QR Code as a High-Speed, Omni-Directional Recognizable 2D Barcode

Resource Overview

QR Code, as a high-speed, omni-directionally recognizable two-dimensional barcode, has been applied across various industries and holds significant development potential. This study addresses challenges in QR code image recognition, including image noise interference, partial QR code presence in captured images, tilt, and geometric distortion. It proposes an enhanced median filtering approach for noise removal, utilizes QR code symbol characteristics for positioning and tilt correction through rotation, and employs control point transformation with bilinear interpolation for geometric correction in mildly distorted images. Experimental results demonstrate that the proposed method is simple yet effective, significantly improving barcode recognition accuracy.

Detailed Documentation

In this paper, we discuss the applications of QR codes and their potential across various industries. As a high-speed, omni-directionally recognizable 2D barcode, QR codes have gained widespread adoption. However, several challenges may arise during QR code image recognition, including image noise interference, partial inclusion of QR codes within captured images, image tilt, and geometric distortion. To address these issues, we propose an enhanced median filtering method for noise removal, which implements an adaptive window size algorithm to better preserve edges while eliminating salt-and-pepper noise.
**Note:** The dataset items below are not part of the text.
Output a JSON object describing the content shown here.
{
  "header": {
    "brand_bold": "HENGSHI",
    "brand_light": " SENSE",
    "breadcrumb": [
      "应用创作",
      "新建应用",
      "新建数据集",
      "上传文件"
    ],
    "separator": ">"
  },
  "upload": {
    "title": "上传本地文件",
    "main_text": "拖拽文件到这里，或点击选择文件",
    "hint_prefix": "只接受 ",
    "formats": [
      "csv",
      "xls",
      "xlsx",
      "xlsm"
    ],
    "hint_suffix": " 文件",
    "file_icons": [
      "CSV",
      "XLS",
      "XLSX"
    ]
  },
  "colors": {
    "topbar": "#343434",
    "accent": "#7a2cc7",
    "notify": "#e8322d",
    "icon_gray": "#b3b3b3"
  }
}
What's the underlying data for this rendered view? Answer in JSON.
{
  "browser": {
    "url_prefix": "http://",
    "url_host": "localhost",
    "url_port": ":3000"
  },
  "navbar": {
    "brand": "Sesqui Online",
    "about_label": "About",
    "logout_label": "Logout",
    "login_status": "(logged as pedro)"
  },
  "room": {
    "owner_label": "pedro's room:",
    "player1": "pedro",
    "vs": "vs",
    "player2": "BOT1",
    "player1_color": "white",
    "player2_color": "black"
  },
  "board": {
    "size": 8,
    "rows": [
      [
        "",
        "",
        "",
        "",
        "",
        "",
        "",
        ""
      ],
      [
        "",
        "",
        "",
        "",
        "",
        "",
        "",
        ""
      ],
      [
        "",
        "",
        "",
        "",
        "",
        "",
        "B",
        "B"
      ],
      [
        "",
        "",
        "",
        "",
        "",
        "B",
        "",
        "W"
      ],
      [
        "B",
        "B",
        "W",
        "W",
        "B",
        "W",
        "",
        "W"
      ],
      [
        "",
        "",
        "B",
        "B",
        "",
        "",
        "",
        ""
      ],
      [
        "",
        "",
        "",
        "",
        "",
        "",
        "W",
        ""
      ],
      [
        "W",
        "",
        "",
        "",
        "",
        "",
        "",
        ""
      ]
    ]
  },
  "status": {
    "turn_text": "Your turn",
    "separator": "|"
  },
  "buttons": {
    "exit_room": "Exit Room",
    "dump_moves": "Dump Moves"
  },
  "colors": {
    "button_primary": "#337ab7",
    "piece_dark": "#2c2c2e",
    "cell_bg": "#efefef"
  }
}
We leverage QR code symbol characteristics—specifically the position detection patterns and timing patterns—for accurate localization and tilt correction through coordinate transformation and rotation algorithms. For images with mild distortion, we employ control point transformation combined with bilinear interpolation methods for geometric correction, ensuring pixel value continuity during image warping. Experimental verification confirms that our approach is straightforward yet effective, substantially improving the correct recognition rate of barcodes through optimized image preprocessing techniques.